Friday, March 25, 2005

A Brand New Powerbook G4

In the last couple of years or so, I've been watching the development of the OSX operating system. Apple dumped the old OS, revamped a version of UNIX, BSD Linux I think, slapped a new interface on the front end and created a very elegant and user friendly OS.

I've hemmed and hawed ever since about becoming a "Switcher." I even bought a G4 PowerPC once and implemented it into my audio and video studio. That lasted about a month before I sold it. I liked the OS, but it wasn't fast enough to edit video really and I have a bunch of Windows plug-ins for ProTools that I couldn't afford to replicate on the Mac. That was a year and a half ago.

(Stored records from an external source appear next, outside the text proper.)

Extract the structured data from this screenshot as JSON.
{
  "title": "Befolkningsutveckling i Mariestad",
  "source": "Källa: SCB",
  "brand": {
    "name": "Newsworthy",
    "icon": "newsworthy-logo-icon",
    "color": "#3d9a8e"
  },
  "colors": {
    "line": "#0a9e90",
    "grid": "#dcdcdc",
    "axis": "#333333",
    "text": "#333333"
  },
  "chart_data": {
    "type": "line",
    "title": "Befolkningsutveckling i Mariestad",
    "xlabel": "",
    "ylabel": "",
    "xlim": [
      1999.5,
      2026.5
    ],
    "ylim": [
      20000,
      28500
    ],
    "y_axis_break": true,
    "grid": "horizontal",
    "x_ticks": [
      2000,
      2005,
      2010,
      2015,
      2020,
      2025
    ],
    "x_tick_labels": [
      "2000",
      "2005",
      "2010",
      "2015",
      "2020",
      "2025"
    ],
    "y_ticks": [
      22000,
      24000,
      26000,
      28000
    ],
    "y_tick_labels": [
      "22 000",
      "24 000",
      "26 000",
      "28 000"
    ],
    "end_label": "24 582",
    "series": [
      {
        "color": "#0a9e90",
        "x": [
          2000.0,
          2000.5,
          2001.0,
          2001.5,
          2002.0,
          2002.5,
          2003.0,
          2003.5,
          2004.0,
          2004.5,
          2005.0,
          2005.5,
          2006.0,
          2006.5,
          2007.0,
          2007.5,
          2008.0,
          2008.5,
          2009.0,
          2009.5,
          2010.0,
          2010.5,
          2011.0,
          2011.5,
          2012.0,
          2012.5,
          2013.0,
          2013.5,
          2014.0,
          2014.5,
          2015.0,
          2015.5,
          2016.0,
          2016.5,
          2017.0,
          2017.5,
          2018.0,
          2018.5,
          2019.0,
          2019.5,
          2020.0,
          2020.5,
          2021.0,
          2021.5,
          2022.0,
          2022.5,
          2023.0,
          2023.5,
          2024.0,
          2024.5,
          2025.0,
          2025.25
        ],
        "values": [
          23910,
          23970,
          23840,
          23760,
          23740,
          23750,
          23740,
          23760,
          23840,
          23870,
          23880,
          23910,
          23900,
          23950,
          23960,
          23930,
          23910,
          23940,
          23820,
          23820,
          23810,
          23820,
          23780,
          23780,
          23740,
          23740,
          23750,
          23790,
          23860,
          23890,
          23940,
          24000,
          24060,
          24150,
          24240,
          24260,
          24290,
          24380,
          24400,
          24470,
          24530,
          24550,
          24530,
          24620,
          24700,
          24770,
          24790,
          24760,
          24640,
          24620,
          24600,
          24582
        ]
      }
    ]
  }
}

Being a Network Admin at a K-12 school district, I have the opportunity to see and evaluate a lot of software. I also have the need to upgrade equipment and the mandate to be stingy about it. Thus the revisit to Apple OSX and the Macintosh. I have a lab with 5 year old computers, Pentium 400 Celerons, running Windows 98. That lab is probably the most current lab at Lakewood High School. As a matter of fact it is the most current lab in the entire district! That's a sad fact, but true. Enter the Mac Mini. For $479 per seat (26 seats) I can upgrade that lab to a very capable state. I just have to make sure the OS will play nice with Windows 2003 server, Active directory and the rest. I'm told it will.

So I've been researching these Macintosh computers, OSX and the applications available for them. In short, I've been very impressed. I am also impressed with Apple's very up front commitment to education both with hardware and with software. Al I need is some assurance that the OS will really do what they claim. So I've made one small Switch. I ordered a Powerbook G4 for my own use.